O Senado da Itália também rejeitou esta semana uma proposta para um certificado de paternidade europeu padronizado que seria reconhecido em todos os 27 estados-membros da União Europeia.
Para as crianças, significaria prova de paternidade, e para os pais, a garantia de serem reconhecidos em todo o bloco, protegendo direitos como herança e cidadania.
Mas para o ministro da infraestrutura da Itália, Matteo Salvini, de extrema direita, foi um passo longe demais.
"Bruxelas (sede do Parlamento Europeu) não pode nos impor o conceito de família: uma criança precisa de uma mãe e de um pai. Filhos não se compram, não se alugam, não se escolhem na internet", disse.
Riccardo Magi, um parlamentar da oposição a favor do certificado europeu, rebateu: "O mundo vai para um lado, o governo [italiano] vai para outro."
O debate está sendo acompanhado de perto da cidade de Udine, no nordeste do país, por Stefano Zucchini e seu marido, Alberto.
Eles têm dois gêmeos de seis anos, nascidos no Estado americano da Califórnia por meio de barriga de aluguel, e esperam ser legalmente reconhecidos como uma família um dia.
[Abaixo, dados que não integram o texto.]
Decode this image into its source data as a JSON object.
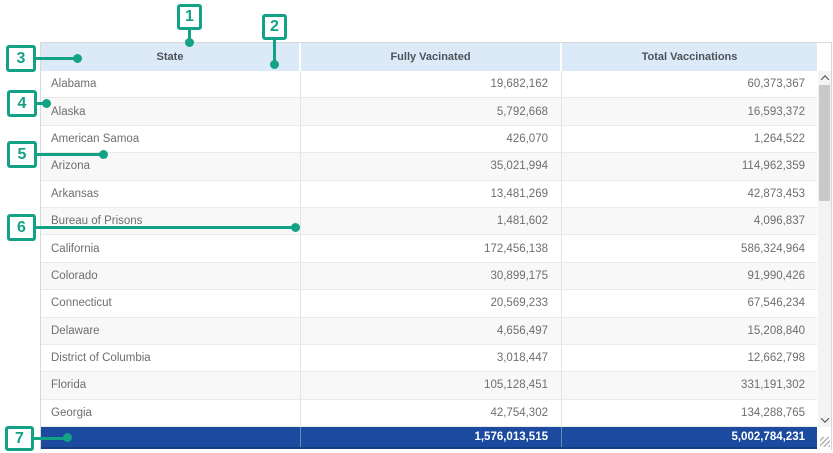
{
  "colors": {
    "annotation_teal": "#13A286",
    "header_bg": "#DCEAF7",
    "header_text": "#4D5259",
    "body_text": "#6E6E6E",
    "alt_row_bg": "#F8F8F8",
    "total_row_bg": "#1B4A9E",
    "total_row_text": "#FFFFFF"
  },
  "icons": {
    "scroll_up": "chevron-up",
    "scroll_down": "chevron-down",
    "corner": "resize-grip"
  },
  "callouts": [
    {
      "number": "1"
    },
    {
      "number": "2"
    },
    {
      "number": "3"
    },
    {
      "number": "4"
    },
    {
      "number": "5"
    },
    {
      "number": "6"
    },
    {
      "number": "7"
    }
  ],
  "table": {
    "columns": [
      {
        "label": "State"
      },
      {
        "label": "Fully Vacinated"
      },
      {
        "label": "Total Vaccinations"
      }
    ],
    "rows": [
      [
        "Alabama",
        "19,682,162",
        "60,373,367"
      ],
      [
        "Alaska",
        "5,792,668",
        "16,593,372"
      ],
      [
        "American Samoa",
        "426,070",
        "1,264,522"
      ],
      [
        "Arizona",
        "35,021,994",
        "114,962,359"
      ],
      [
        "Arkansas",
        "13,481,269",
        "42,873,453"
      ],
      [
        "Bureau of Prisons",
        "1,481,602",
        "4,096,837"
      ],
      [
        "California",
        "172,456,138",
        "586,324,964"
      ],
      [
        "Colorado",
        "30,899,175",
        "91,990,426"
      ],
      [
        "Connecticut",
        "20,569,233",
        "67,546,234"
      ],
      [
        "Delaware",
        "4,656,497",
        "15,208,840"
      ],
      [
        "District of Columbia",
        "3,018,447",
        "12,662,798"
      ],
      [
        "Florida",
        "105,128,451",
        "331,191,302"
      ],
      [
        "Georgia",
        "42,754,302",
        "134,288,765"
      ]
    ],
    "totals": {
      "fully_vaccinated": "1,576,013,515",
      "total_vaccinations": "5,002,784,231"
    }
  }
}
Nos EUA, ambos são reconhecidos como pais. Mas, na Itália, Stefano é considerado pai solteiro, e esse status legal torna a vida em família complicada.
"Mesmo coisas que são normais para a maioria das pessoas, como levar as crianças ao jardim de infância ou a uma consulta médica, podem se tornar um desafio", diz ele à BBC.
"Eles não nos veem, mas nosso amor continua forte como sempre. Isso, com certeza, existe."